The rise of the supercomputer

These bigger, more complicated AI models require advanced computer systems. This hardware, too, has become much more powerful.

Graphics processing units, or “GPUs” — circuits commonly used for video games — offer immense computing power and excel at running tasks simultaneously, a key requirement for training artificial intelligence models.

Researchers can string thousands of GPUs together in super computers that operate in the cloud. This lets people access GPUs without building their own supercomputer — a system that makes high-powered computing cheaper and readily available to the masses.

Better quality data

Over the past several years, the data sets used to train AI have gotten bigger and better, too.

Previous data sets had lower quality content, Riedl said, like addresses or phone numbers, which aren’t helpful for learning natural speech.

Now, data sets include more news articles and book transcripts — content that shows how humans write and talk — which helps teach the AI to “speak” more fluidly.

As AI companies have trained models, they have gotten better at knowing how to create high-quality data, Riedl said. Entire organizations are now dedicated to building these data sets.

[Inside the secret list of websites that make AI like ChatGPT sound smart]

Scale AI, a San Francisco company, curates and labels training data sets for AI software. ImageNet, a data set started by Stanford University researchers, contains millions of labeled images. Common Crawl, a nonprofit that creates an open repository of web data, has developed text data sets from more than 12 years of internet scrapes. Some data sets have grown to contain billions of words.

More data sets are multimodal, meaning they combine images with text, allowing artificial intelligence systems to understand the relationship between the two. There also has been a rise in medical imaging data sets to fuel AI’s ability to spot diseases and ailments.

AI-generated responses

How three AI systems responded to the following text prompt

This is a haiku about baseball:

2018

a man who’s going to lose, a man who doesn’t need to lose. he wants the people to win by doing something he wants, rather than because they’re being manipulated. they’re playing the game

This model begins in a somewhat poetic place but quickly stops making sense. (OpenAI GPT)

2019

Fantasy Baseball: In the late 1800s the Yankees and his friends had a tournament where pitcher Francisco Gohara came to San Francisco from Texas at the height of what was called the Great Depression.

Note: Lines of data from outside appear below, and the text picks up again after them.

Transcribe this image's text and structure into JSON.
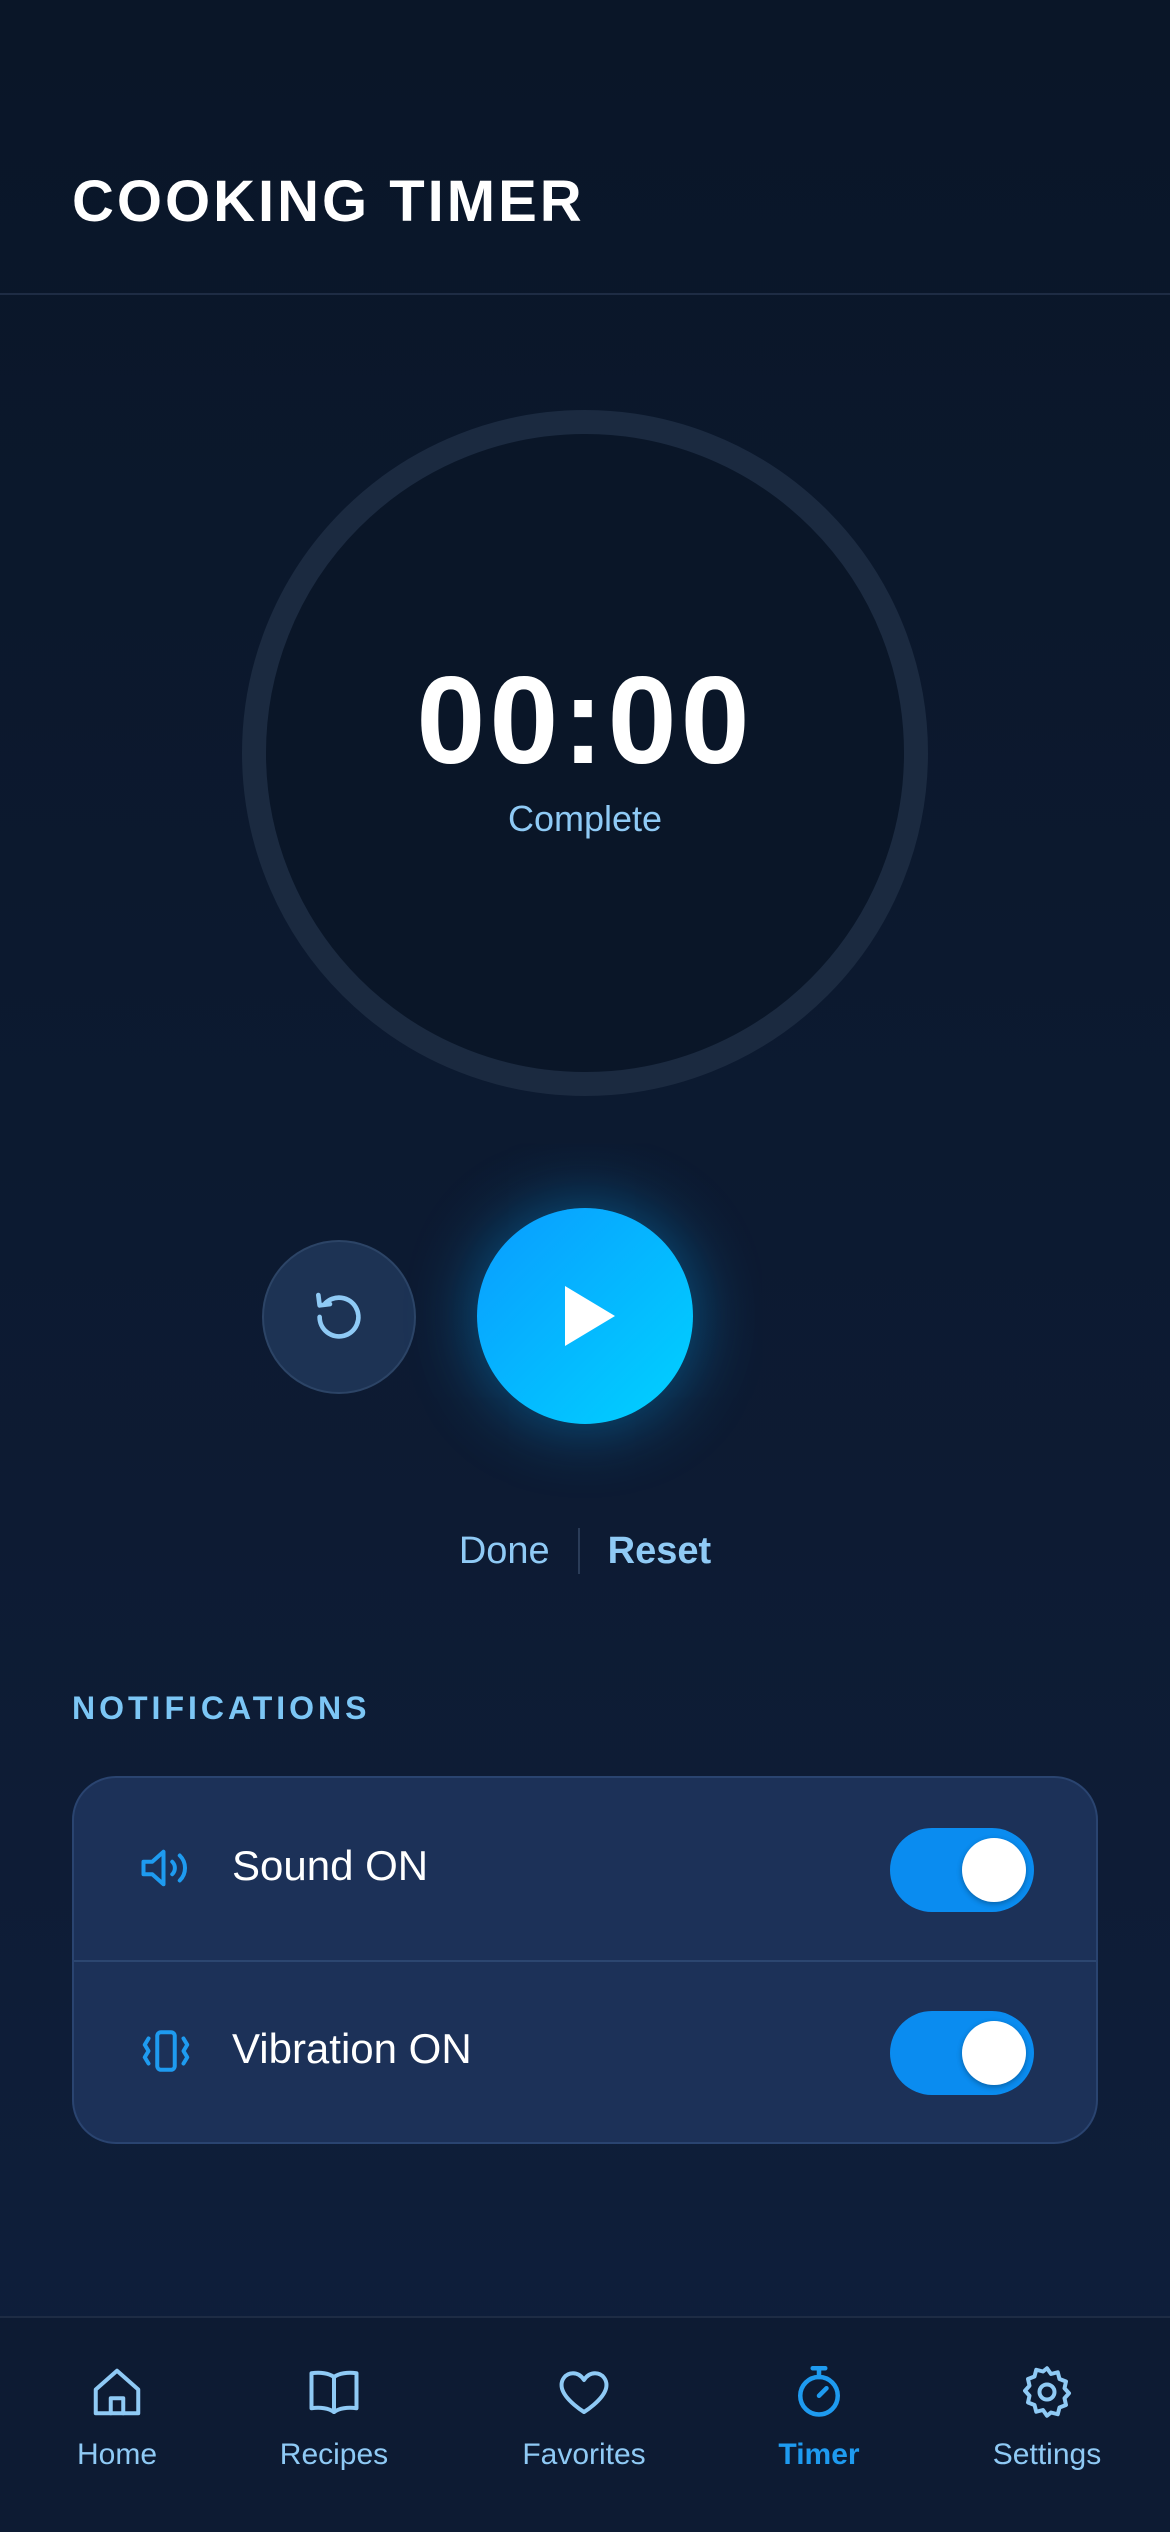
{
  "header": {
    "title": "COOKING TIMER"
  },
  "timer": {
    "value": "00:00",
    "status": "Complete",
    "reset_icon": "restart-icon",
    "play_icon": "play-icon"
  },
  "actions": {
    "done_label": "Done",
    "reset_label": "Reset"
  },
  "notifications": {
    "section_label": "NOTIFICATIONS",
    "items": [
      {
        "icon": "speaker-icon",
        "label": "Sound ON",
        "enabled": true
      },
      {
        "icon": "vibration-icon",
        "label": "Vibration ON",
        "enabled": true
      }
    ]
  },
  "tabbar": {
    "items": [
      {
        "icon": "home-icon",
        "label": "Home",
        "active": false
      },
      {
        "icon": "book-icon",
        "label": "Recipes",
        "active": false
      },
      {
        "icon": "heart-icon",
        "label": "Favorites",
        "active": false
      },
      {
        "icon": "stopwatch-icon",
        "label": "Timer",
        "active": true
      },
      {
        "icon": "gear-icon",
        "label": "Settings",
        "active": false
      }
    ]
  },
  "colors": {
    "background": "#0a1628",
    "accent": "#0a9cff",
    "accent_light": "#8fcaf5",
    "card": "#1c3158",
    "active_tab": "#1e9bf0"
  }
}
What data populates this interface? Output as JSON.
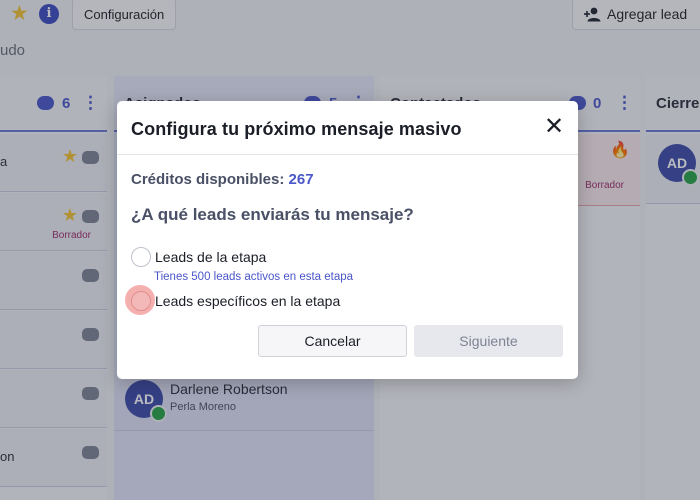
{
  "topbar": {
    "config_label": "Configuración",
    "add_lead_label": "Agregar lead",
    "ghost_text": "udo"
  },
  "columns": [
    {
      "id": "a",
      "title": "",
      "count": "6"
    },
    {
      "id": "b",
      "title": "Asignados",
      "count": "5"
    },
    {
      "id": "c",
      "title": "Contactados",
      "count": "0"
    },
    {
      "id": "d",
      "title": "Cierre",
      "count": ""
    }
  ],
  "col_a_cards": [
    {
      "text": "a"
    },
    {
      "text": "",
      "badge": "Borrador"
    },
    {
      "text": ""
    },
    {
      "text": ""
    },
    {
      "text": ""
    },
    {
      "text": "on"
    }
  ],
  "col_b_lead": {
    "initials": "AD",
    "name": "Darlene Robertson",
    "owner": "Perla Moreno"
  },
  "col_c_card": {
    "badge": "Borrador"
  },
  "col_d_lead": {
    "initials": "AD"
  },
  "modal": {
    "title": "Configura tu próximo mensaje masivo",
    "credits_label": "Créditos disponibles:",
    "credits_value": "267",
    "question": "¿A qué leads enviarás tu mensaje?",
    "option_1": "Leads de la etapa",
    "option_1_hint": "Tienes 500 leads activos en esta etapa",
    "option_2": "Leads específicos en la etapa",
    "cancel_label": "Cancelar",
    "next_label": "Siguiente"
  },
  "colors": {
    "accent": "#4957c9",
    "star": "#f1c232",
    "whatsapp": "#25a244",
    "draft": "#9c2d6b"
  }
}
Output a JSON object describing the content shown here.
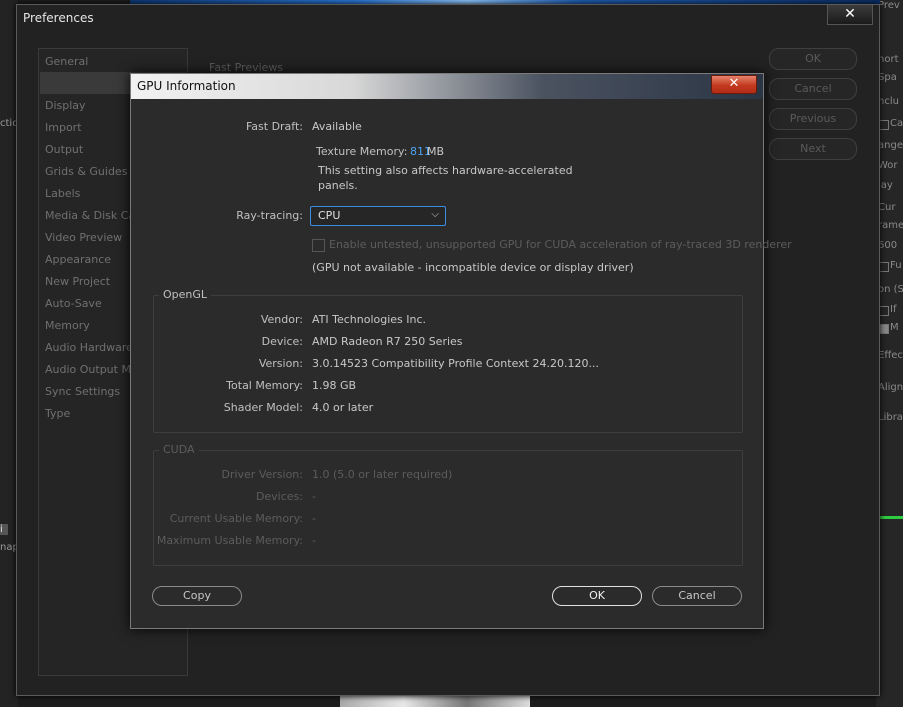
{
  "background": {
    "left_fragments": [
      "ctio",
      "i",
      "nap"
    ],
    "right_fragments": [
      "Prev",
      "hort",
      "Spa",
      "nclu",
      "Ca",
      "ange",
      "Wor",
      "lay",
      "Cur",
      "rame",
      "600",
      "Fu",
      "on (S",
      "If",
      "M",
      "Effec",
      "Align",
      "Libra"
    ]
  },
  "preferences": {
    "title": "Preferences",
    "close": "✕",
    "section_title": "Fast Previews",
    "categories": [
      "General",
      "",
      "Display",
      "Import",
      "Output",
      "Grids & Guides",
      "Labels",
      "Media & Disk Ca",
      "Video Preview",
      "Appearance",
      "New Project",
      "Auto-Save",
      "Memory",
      "Audio Hardware",
      "Audio Output Ma",
      "Sync Settings",
      "Type"
    ],
    "buttons": {
      "ok": "OK",
      "cancel": "Cancel",
      "previous": "Previous",
      "next": "Next"
    }
  },
  "gpu_dialog": {
    "title": "GPU Information",
    "close": "✕",
    "fast_draft": {
      "label": "Fast Draft:",
      "value": "Available"
    },
    "texture_memory": {
      "label": "Texture Memory:",
      "value": "811",
      "unit": "MB"
    },
    "note_line1": "This setting also affects hardware-accelerated",
    "note_line2": "panels.",
    "ray_tracing": {
      "label": "Ray-tracing:",
      "value": "CPU",
      "chevron": "⌵"
    },
    "cuda_checkbox_label": "Enable untested, unsupported GPU for CUDA acceleration of ray-traced 3D renderer",
    "gpu_unavailable": "(GPU not available - incompatible device or display driver)",
    "opengl": {
      "title": "OpenGL",
      "rows": [
        {
          "label": "Vendor:",
          "value": "ATI Technologies Inc."
        },
        {
          "label": "Device:",
          "value": "AMD Radeon R7 250 Series"
        },
        {
          "label": "Version:",
          "value": "3.0.14523 Compatibility Profile Context 24.20.120..."
        },
        {
          "label": "Total Memory:",
          "value": "1.98 GB"
        },
        {
          "label": "Shader Model:",
          "value": "4.0 or later"
        }
      ]
    },
    "cuda": {
      "title": "CUDA",
      "rows": [
        {
          "label": "Driver Version:",
          "value": "1.0 (5.0 or later required)"
        },
        {
          "label": "Devices:",
          "value": "-"
        },
        {
          "label": "Current Usable Memory:",
          "value": "-"
        },
        {
          "label": "Maximum Usable Memory:",
          "value": "-"
        }
      ]
    },
    "buttons": {
      "copy": "Copy",
      "ok": "OK",
      "cancel": "Cancel"
    }
  }
}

This model invents a sentence about a fake baseball player, seemingly ignoring the word “haiku.” (GPT-2)

2023

In summer’s embrace,

Bats crack, balls soar through the air,

Baseball’s timeless grace.

This model’s output follows the traditional 5-7-5 syllable style, though the first and third line rhyme. (Chat-GPT)

What’s next?

Experts say it’s hard to predict how much better AI will get. Major obstacles stand in the way of further development. These models are expensive to run and exact a staggering environmental toll. They confidently churn out wrong, nonsensical and sometimes biased answers, while creating lifelike images that could sow confusion.

As tech giants such as Google and Microsoft race to incorporate AI into their products, a slew of companies are trying to expand AI’s capabilities to generate video, music and create detection tools to screen artificially generated content. Most people are likely to interact with this new technology in the near future. But how useful it will be and what impact it will have on society remains to be seen.

About this story

For each AI comparison graphic, we fed AI image and text generators the same prompt and used the first result. The 2016 image model was too old to run ourselves, so we used images from the Reed paper.

The image models were: Reed et al. (2016); Stable Diffusion v1.4 (first released in late 2021 but published in 2022); and Dall-E 2 (first released in 2022 but used in 2023). The text models were OpenAI-GPT (2018); GPT-2 Large (2019); and ChatGPT (first released in 2022 but used in 2023).